Objective To explore the functional impact of A-to-I editing in the seed region of miR-411 during post-myocardial infarction (MI) fibrosis and elucidate its therapeutic potential.

Methods Integrating GEO database with myocardial RNA-seq data from MI mouse models, we identified dynamic A-to-I RNA editing in small noncoding RNAs across MI progression (1 day to 8 weeks post-MI). Four miRNAs exhibited differential editing rates between MI and controls, with miR-411 showing progressive editing enhancement at seed region position 4 (P＜0.01). This editing event was validated in both murine MI models and human heart failure specimens.
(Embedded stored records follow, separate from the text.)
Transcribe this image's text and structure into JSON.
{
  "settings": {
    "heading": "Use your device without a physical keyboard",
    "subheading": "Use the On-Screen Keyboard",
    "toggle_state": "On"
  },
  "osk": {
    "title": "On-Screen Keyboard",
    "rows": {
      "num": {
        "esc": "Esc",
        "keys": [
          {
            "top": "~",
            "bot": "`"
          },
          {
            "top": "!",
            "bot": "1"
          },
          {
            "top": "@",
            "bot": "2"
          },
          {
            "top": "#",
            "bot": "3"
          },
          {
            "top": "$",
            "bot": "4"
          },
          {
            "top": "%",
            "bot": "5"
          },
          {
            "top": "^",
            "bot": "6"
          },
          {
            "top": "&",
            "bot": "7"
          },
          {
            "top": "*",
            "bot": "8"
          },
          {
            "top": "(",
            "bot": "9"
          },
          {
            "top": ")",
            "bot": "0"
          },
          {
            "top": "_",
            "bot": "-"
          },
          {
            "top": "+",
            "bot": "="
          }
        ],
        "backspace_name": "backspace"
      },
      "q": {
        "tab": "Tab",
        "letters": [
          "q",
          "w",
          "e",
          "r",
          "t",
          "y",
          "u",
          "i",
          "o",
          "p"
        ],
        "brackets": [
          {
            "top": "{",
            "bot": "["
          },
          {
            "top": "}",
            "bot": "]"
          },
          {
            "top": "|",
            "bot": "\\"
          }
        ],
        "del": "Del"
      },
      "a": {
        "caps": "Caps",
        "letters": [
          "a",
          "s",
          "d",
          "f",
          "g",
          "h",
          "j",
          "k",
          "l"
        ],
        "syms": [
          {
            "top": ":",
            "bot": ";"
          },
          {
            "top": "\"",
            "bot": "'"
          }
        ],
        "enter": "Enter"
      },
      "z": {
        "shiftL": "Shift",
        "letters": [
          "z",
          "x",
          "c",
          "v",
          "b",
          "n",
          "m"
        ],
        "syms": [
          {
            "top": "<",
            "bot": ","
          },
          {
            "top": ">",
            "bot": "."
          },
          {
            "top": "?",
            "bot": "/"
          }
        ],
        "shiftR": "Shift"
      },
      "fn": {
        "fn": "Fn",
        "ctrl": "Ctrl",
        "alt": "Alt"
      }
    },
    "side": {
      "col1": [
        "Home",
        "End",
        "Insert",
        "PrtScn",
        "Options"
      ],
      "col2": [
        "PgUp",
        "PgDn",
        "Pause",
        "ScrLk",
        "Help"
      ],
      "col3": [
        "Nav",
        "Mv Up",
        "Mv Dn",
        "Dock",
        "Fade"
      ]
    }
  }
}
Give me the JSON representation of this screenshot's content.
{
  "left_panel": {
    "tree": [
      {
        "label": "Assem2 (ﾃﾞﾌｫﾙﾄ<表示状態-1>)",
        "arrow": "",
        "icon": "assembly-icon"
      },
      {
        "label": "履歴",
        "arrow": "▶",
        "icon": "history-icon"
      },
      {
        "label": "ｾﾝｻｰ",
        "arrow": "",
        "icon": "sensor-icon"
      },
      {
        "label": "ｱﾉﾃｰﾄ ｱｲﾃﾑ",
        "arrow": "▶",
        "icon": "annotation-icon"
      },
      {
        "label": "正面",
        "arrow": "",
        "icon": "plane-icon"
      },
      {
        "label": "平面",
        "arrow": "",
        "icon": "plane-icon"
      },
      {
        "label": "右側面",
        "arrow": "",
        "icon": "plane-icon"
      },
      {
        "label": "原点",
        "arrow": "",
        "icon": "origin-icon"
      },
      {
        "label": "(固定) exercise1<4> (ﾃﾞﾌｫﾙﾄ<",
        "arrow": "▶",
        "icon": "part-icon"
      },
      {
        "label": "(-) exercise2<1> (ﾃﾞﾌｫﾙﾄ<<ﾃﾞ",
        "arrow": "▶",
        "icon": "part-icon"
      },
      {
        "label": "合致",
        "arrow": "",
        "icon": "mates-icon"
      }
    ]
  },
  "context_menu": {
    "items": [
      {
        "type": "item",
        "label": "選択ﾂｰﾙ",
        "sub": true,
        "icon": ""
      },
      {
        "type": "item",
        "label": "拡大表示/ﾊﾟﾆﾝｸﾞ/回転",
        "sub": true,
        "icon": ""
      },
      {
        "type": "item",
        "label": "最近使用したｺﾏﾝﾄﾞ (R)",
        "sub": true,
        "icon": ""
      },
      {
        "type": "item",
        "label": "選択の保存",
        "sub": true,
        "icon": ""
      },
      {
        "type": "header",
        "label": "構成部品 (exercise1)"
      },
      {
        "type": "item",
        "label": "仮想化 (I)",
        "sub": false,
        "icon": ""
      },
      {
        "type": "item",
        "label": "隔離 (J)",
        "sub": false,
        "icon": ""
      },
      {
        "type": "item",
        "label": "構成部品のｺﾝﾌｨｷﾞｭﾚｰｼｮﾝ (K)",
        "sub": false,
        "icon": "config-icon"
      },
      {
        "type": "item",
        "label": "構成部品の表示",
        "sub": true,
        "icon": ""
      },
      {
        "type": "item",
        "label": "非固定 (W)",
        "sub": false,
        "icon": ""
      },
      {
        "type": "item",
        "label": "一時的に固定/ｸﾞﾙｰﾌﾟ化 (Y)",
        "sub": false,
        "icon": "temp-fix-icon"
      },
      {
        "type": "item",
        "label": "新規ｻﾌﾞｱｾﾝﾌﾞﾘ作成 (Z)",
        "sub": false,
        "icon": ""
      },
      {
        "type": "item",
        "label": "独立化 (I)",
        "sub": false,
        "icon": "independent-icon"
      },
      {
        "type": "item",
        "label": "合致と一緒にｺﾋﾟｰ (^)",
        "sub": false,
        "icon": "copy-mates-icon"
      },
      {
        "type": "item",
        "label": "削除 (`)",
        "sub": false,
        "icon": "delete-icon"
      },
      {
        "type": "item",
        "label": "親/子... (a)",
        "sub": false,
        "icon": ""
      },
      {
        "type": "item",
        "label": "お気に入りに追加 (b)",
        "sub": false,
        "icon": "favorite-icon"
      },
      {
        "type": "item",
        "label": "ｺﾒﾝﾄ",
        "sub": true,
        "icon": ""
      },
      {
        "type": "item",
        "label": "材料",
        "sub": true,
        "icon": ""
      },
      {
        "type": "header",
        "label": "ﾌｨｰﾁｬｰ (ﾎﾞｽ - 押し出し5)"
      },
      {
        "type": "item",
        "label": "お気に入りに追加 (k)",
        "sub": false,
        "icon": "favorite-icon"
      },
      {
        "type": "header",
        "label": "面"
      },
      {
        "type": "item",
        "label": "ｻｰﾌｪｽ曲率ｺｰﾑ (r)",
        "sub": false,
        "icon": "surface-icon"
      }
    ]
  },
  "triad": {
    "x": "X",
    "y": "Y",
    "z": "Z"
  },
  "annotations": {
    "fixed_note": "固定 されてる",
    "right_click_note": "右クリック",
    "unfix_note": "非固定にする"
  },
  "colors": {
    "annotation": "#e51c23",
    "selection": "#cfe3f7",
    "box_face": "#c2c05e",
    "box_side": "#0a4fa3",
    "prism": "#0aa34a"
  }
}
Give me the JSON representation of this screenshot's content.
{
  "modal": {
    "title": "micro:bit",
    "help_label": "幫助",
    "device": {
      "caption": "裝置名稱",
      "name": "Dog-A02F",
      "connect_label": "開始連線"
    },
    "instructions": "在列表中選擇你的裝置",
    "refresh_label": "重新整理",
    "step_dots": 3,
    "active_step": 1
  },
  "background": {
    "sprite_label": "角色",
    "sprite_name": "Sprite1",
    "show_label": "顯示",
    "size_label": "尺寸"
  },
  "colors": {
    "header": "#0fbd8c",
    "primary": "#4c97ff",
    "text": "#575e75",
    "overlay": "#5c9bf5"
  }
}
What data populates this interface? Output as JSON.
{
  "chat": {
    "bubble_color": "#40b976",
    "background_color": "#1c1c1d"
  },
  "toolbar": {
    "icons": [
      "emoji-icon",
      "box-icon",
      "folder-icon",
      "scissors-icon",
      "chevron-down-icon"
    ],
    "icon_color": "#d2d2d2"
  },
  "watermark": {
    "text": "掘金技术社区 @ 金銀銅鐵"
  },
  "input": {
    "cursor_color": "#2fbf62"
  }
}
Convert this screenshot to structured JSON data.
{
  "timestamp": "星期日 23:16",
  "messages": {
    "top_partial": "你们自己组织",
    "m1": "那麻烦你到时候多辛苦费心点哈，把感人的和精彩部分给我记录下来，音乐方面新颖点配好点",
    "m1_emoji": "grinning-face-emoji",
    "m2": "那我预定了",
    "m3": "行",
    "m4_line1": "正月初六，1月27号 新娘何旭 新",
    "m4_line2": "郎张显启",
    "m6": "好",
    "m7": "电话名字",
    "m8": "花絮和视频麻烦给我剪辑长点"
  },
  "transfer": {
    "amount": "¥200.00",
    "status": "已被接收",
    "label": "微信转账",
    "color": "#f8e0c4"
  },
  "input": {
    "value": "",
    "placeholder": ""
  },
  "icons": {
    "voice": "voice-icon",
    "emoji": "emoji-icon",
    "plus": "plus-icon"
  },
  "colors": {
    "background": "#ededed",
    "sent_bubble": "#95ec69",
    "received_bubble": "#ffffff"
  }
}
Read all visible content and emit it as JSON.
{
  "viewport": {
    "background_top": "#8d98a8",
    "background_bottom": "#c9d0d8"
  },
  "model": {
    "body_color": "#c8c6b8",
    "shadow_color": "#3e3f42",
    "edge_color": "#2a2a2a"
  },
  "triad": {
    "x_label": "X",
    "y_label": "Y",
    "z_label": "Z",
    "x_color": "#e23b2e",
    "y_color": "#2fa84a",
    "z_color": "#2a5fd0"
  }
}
Results  The A-to-I editing ratio change of the 4th nucleotide in the seed region of miR-411 mainly occurs in cardiac fibroblasts rather than cardiomyocytes, and the editing at this site depends on ADAR2 rather than ADAR1. Edited miR-411 (ED-miR-411) diverged from wild-type miR-411 (WT-miR-411) in suppressing collagen-related pathways (extracellular matrix ECM-receptor interaction, collagen-containing ECM, ECM organization; P＜0.01) in cardiac fibroblasts. Mechanistically, dual-luciferase assays confirmed ED-miR-411 directly targeted the 3′UTR and suppressed expression of type Ⅱ transforming growth factor (TGF)-beta receptor (TGFBR2) and CD44, which were key drivers of TGF-β-mediated fibroblast activation. ED-miR-411 overexpression blunted TGF-β-induced collagen synthesis and myofibroblast proliferation (P＜0.05). In vivo, intramyocardial delivery of ED-miR-411 mimics at 1 week post-MI reduced fibrosis by 40% and improved ejection fraction by 15% (P＜0.01 vs controls), whereas WT-miR-411 showed no therapeutic effect.

Conclusions A-to-I editing of miR-411 emerges as an endogenous anti-fibrotic mechanism by repressing TGFBR2 and CD44, thereby disrupting TGF-β signaling and ECM dysregulation. Our findings highlight ED-miR-411 as a novel RNA-based therapeutic candidate to mitigate post-infarction cardiac remodeling.